The highest-risk zones for blindness and necrosis are the glabella (between the brows), nose, nasolabial fold, and forehead — areas supplied by branches of the ophthalmic artery. The FDA has repeatedly flagged these regions. A provider's knowledge of facial vascular anatomy, use of low injection volumes, consideration of aspiration or blunt cannulas, and willingness to stop at the first sign of blanching matter more than which specific HA brand is in the syringe.

Reversibility should be confirmed, not assumed

If you are receiving an HA filler, confirm the clinic stocks hyaluronidase and has a written vascular-occlusion protocol. If you are receiving a biostimulator or permanent filler, understand that early dissolution is not an option. These are different risk profiles dressed up in similar marketing.

MAUDE underreports — the real number is higher

MAUDE is a passive system, and adverse-event reporting is incomplete by design. The 22,242 reports here represent a fraction of actual events. Several analyses of passive device surveillance suggest captured reports may represent only a small share of real-world incidents. The dataset is most useful for patterns — which injuries, which products, which trends — not for precise incidence rates.

What to ask before a filler treatment

  • Which specific product will be used, and is the treatment area within its FDA-approved indication or off-label?
  • Is this an HA filler (reversible with hyaluronidase) or a biostimulator/permanent filler (not reversible)?
  • Does the clinic stock hyaluronidase on site and have a written protocol for vascular occlusion?
  • How does the provider reduce vascular risk in high-risk areas (cannula vs. needle, aspiration, volume limits, knowledge of the relevant arteries)?
  • What is the plan if a nodule, asymmetry, or vascular event appears days or weeks later?

Patients who experience severe pain, skin discoloration or blanching, vision changes, or neurologic symptoms during or after a filler injection should be evaluated immediately — vision changes are an emergency.
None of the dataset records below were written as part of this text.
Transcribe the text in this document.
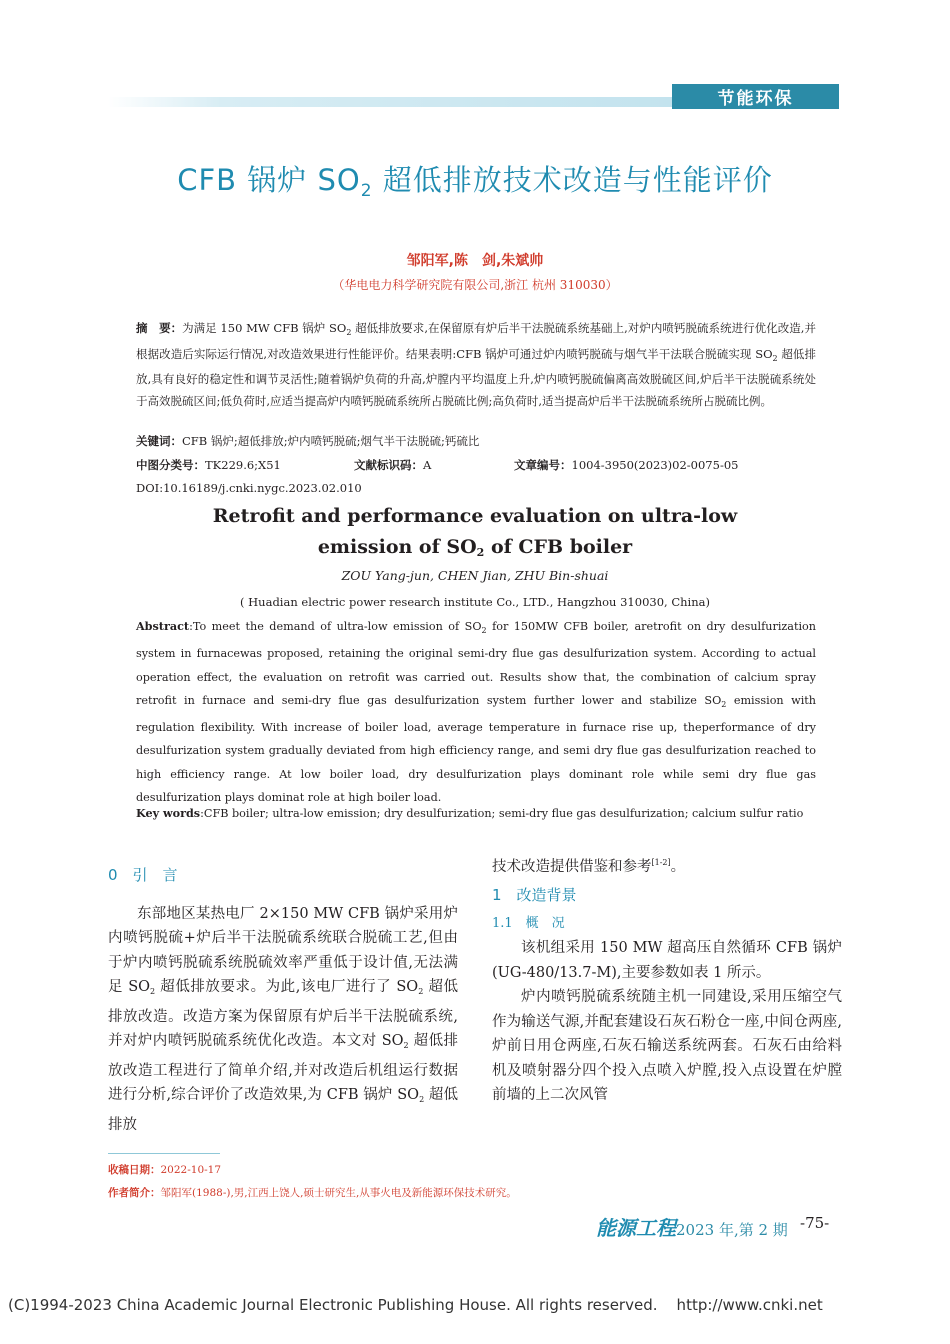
节能环保
CFB 锅炉 $SO_2$ 超低排放技术改造与性能评价
邹阳军,陈　剑,朱斌帅
（华电电力科学研究院有限公司,浙江 杭州 310030）
摘　要：为满足 150 MW CFB 锅炉 $SO_2$ 超低排放要求,在保留原有炉后半干法脱硫系统基础上,对炉内喷钙脱硫系统进行优化改造,并根据改造后实际运行情况,对改造效果进行性能评价。结果表明:CFB 锅炉可通过炉内喷钙脱硫与烟气半干法联合脱硫实现 $SO_2$ 超低排放,具有良好的稳定性和调节灵活性;随着锅炉负荷的升高,炉膛内平均温度上升,炉内喷钙脱硫偏离高效脱硫区间,炉后半干法脱硫系统处于高效脱硫区间;低负荷时,应适当提高炉内喷钙脱硫系统所占脱硫比例;高负荷时,适当提高炉后半干法脱硫系统所占脱硫比例。
关键词：CFB 锅炉;超低排放;炉内喷钙脱硫;烟气半干法脱硫;钙硫比
中图分类号：TK229.6;X51	文献标识码：A	文章编号：1004-3950(2023)02-0075-05
DOI:10.16189/j.cnki.nygc.2023.02.010
Retrofit and performance evaluation on ultra-low
emission of $SO_2$ of CFB boiler
ZOU Yang-jun, CHEN Jian, ZHU Bin-shuai
( Huadian electric power research institute Co., LTD., Hangzhou 310030, China)
Abstract:To meet the demand of ultra-low emission of $SO_2$ for 150MW CFB boiler, aretrofit on dry desulfurization system in furnacewas proposed, retaining the original semi-dry flue gas desulfurization system. According to actual operation effect, the evaluation on retrofit was carried out. Results show that, the combination of calcium spray retrofit in furnace and semi-dry flue gas desulfurization system further lower and stabilize $SO_2$ emission with regulation flexibility. With increase of boiler load, average temperature in furnace rise up, theperformance of dry desulfurization system gradually deviated from high efficiency range, and semi dry flue gas desulfurization reached to high efficiency range. At low boiler load, dry desulfurization plays dominant role while semi dry flue gas desulfurization plays dominat role at high boiler load.
Key words:CFB boiler; ultra-low emission; dry desulfurization; semi-dry flue gas desulfurization; calcium sulfur ratio
0　引　言

东部地区某热电厂 2×150 MW CFB 锅炉采用炉内喷钙脱硫+炉后半干法脱硫系统联合脱硫工艺,但由于炉内喷钙脱硫系统脱硫效率严重低于设计值,无法满足 $SO_2$ 超低排放要求。为此,该电厂进行了 $SO_2$ 超低排放改造。改造方案为保留原有炉后半干法脱硫系统,并对炉内喷钙脱硫系统优化改造。本文对 $SO_2$ 超低排放改造工程进行了简单介绍,并对改造后机组运行数据进行分析,综合评价了改造效果,为 CFB 锅炉 $SO_2$ 超低排放

技术改造提供借鉴和参考[1-2]。
1　改造背景
1.1　概　况

该机组采用 150 MW 超高压自然循环 CFB 锅炉(UG-480/13.7-M),主要参数如表 1 所示。

炉内喷钙脱硫系统随主机一同建设,采用压缩空气作为输送气源,并配套建设石灰石粉仓一座,中间仓两座,炉前日用仓两座,石灰石输送系统两套。石灰石由给料机及喷射器分四个投入点喷入炉膛,投入点设置在炉膛前墙的上二次风管

收稿日期：2022-10-17
作者简介：邹阳军(1988-),男,江西上饶人,硕士研究生,从事火电及新能源环保技术研究。
能源工程2023 年,第 2 期 -75-
(C)1994-2023 China Academic Journal Electronic Publishing House. All rights reserved.    http://www.cnki.net
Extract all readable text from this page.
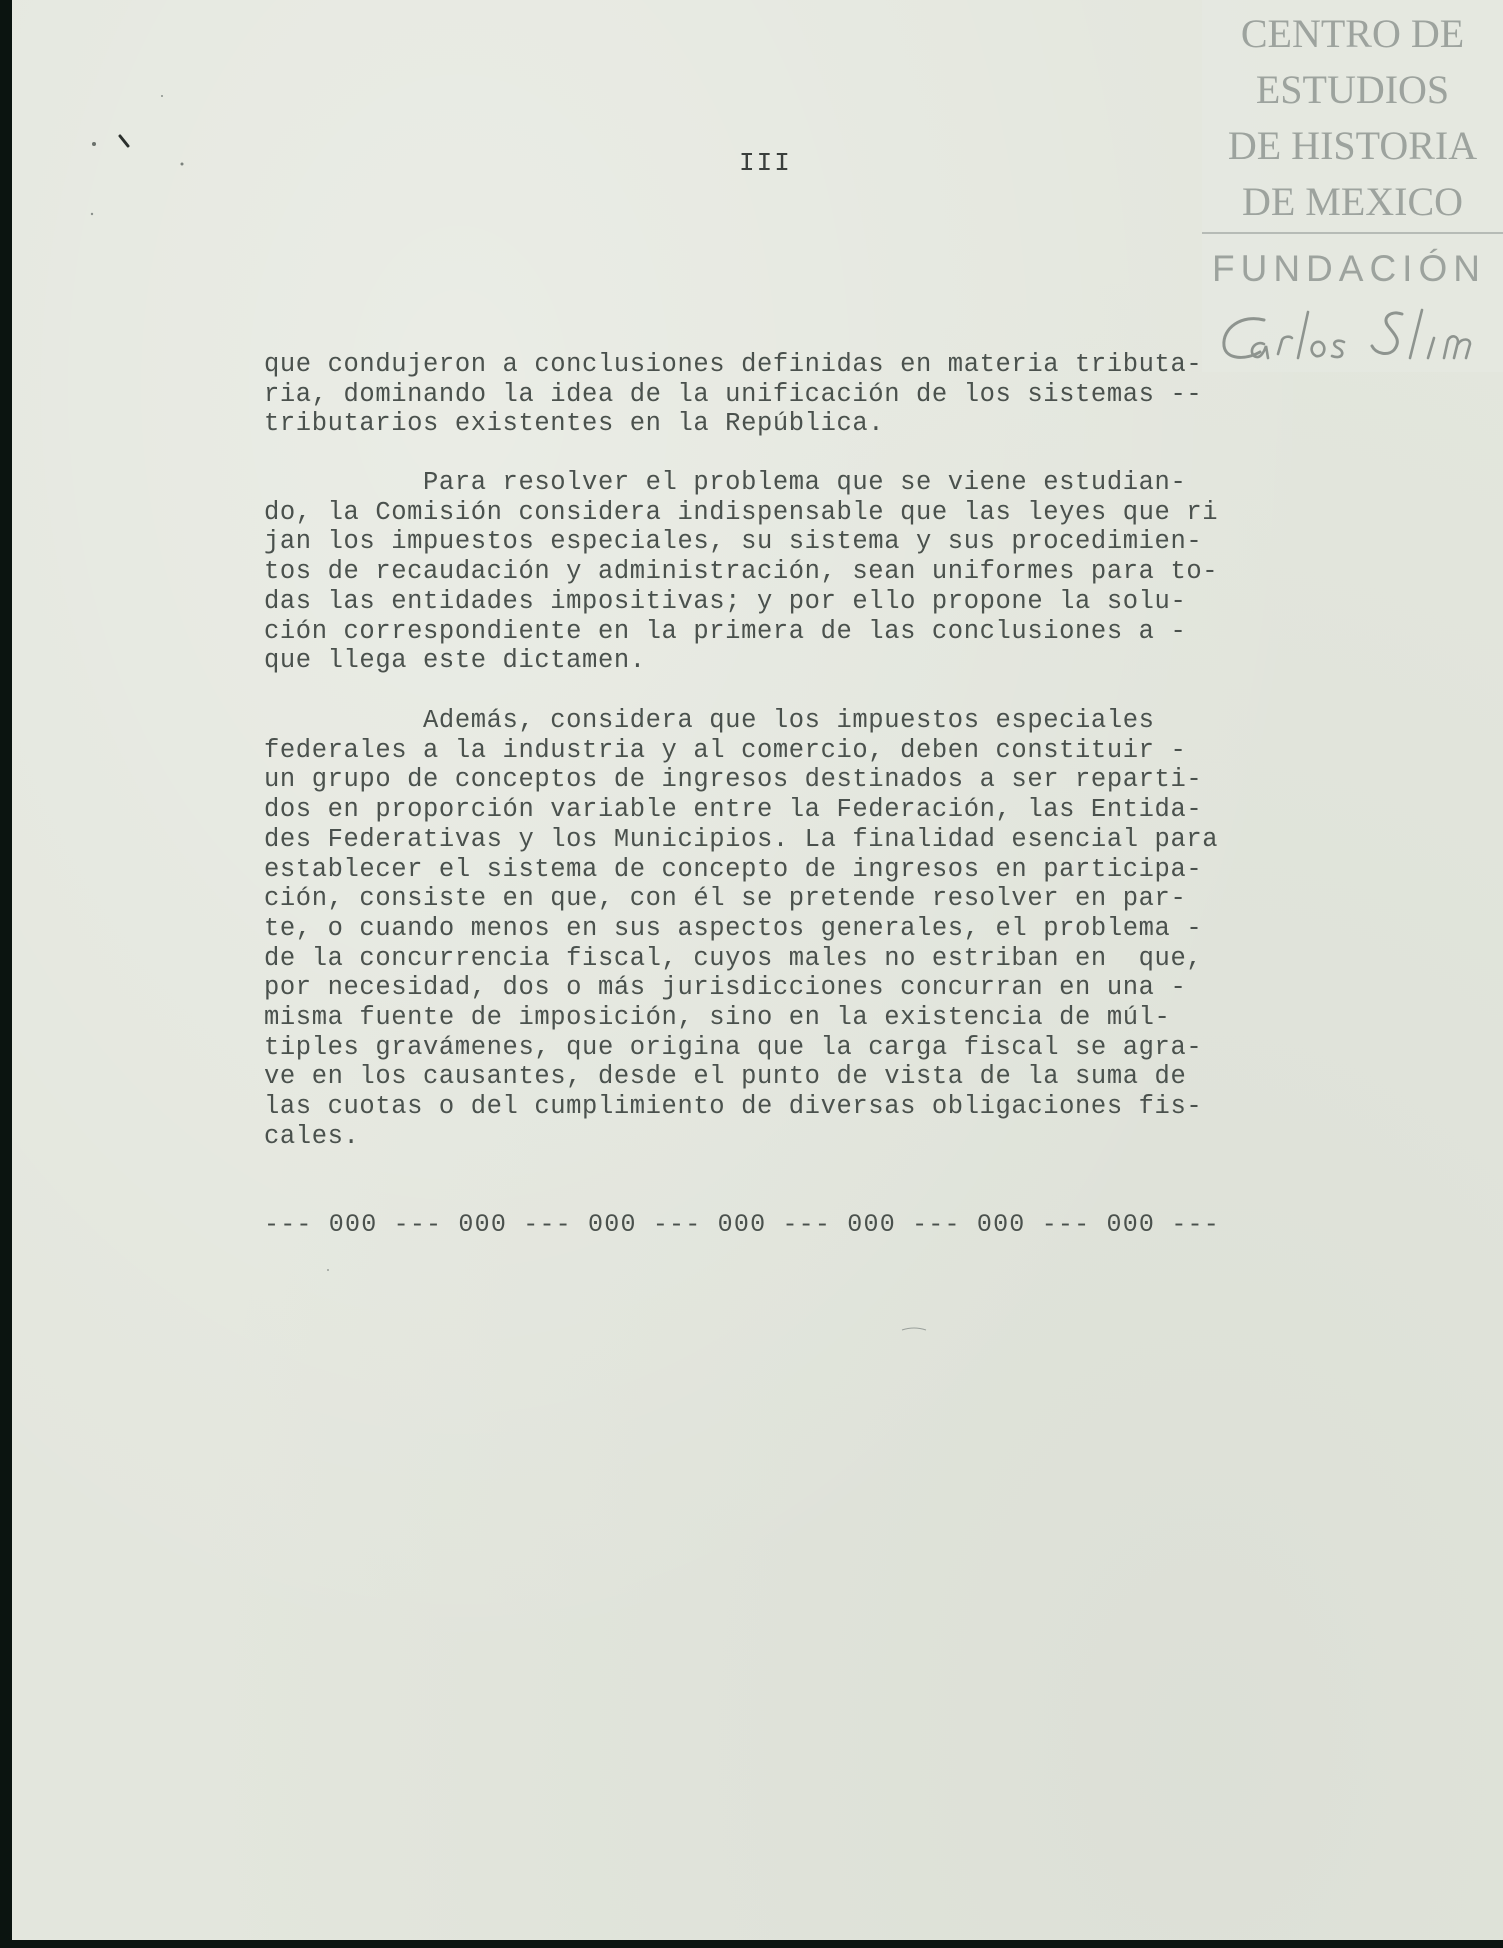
III
que condujeron a conclusiones definidas en materia tributa-
ria, dominando la idea de la unificación de los sistemas --
tributarios existentes en la República.
Para resolver el problema que se viene estudian-
do, la Comisión considera indispensable que las leyes que ri
jan los impuestos especiales, su sistema y sus procedimien-
tos de recaudación y administración, sean uniformes para to-
das las entidades impositivas; y por ello propone la solu-
ción correspondiente en la primera de las conclusiones a -
que llega este dictamen.
Además, considera que los impuestos especiales
federales a la industria y al comercio, deben constituir -
un grupo de conceptos de ingresos destinados a ser reparti-
dos en proporción variable entre la Federación, las Entida-
des Federativas y los Municipios. La finalidad esencial para
establecer el sistema de concepto de ingresos en participa-
ción, consiste en que, con él se pretende resolver en par-
te, o cuando menos en sus aspectos generales, el problema -
de la concurrencia fiscal, cuyos males no estriban en  que,
por necesidad, dos o más jurisdicciones concurran en una -
misma fuente de imposición, sino en la existencia de múl-
tiples gravámenes, que origina que la carga fiscal se agra-
ve en los causantes, desde el punto de vista de la suma de
las cuotas o del cumplimiento de diversas obligaciones fis-
cales.
--- 000 --- 000 --- 000 --- 000 --- 000 --- 000 --- 000 ---
CENTRO DE
ESTUDIOS
DE HISTORIA
DE MEXICO
FUNDACIÓN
Non-urgent adverse events can be reported to the FDA through the MedWatch system.

Sources

Analysis sample: FDA MAUDE database extract dated 2026-06-10, 22,242 adverse event reports under product code LMH (Implant, Dermal, for Aesthetic Use), received 1996 through May 2026. Product families assigned from the brand_name field. Analysis by AestheticMedGuide.

Ran Chen
Contributing Editor
Ran Chen

Founder, AestheticMedGuide. Life-sciences operator covering aesthetic devices, injectables, and the industry behind them. Previously global market-access lead across pharma and medtech.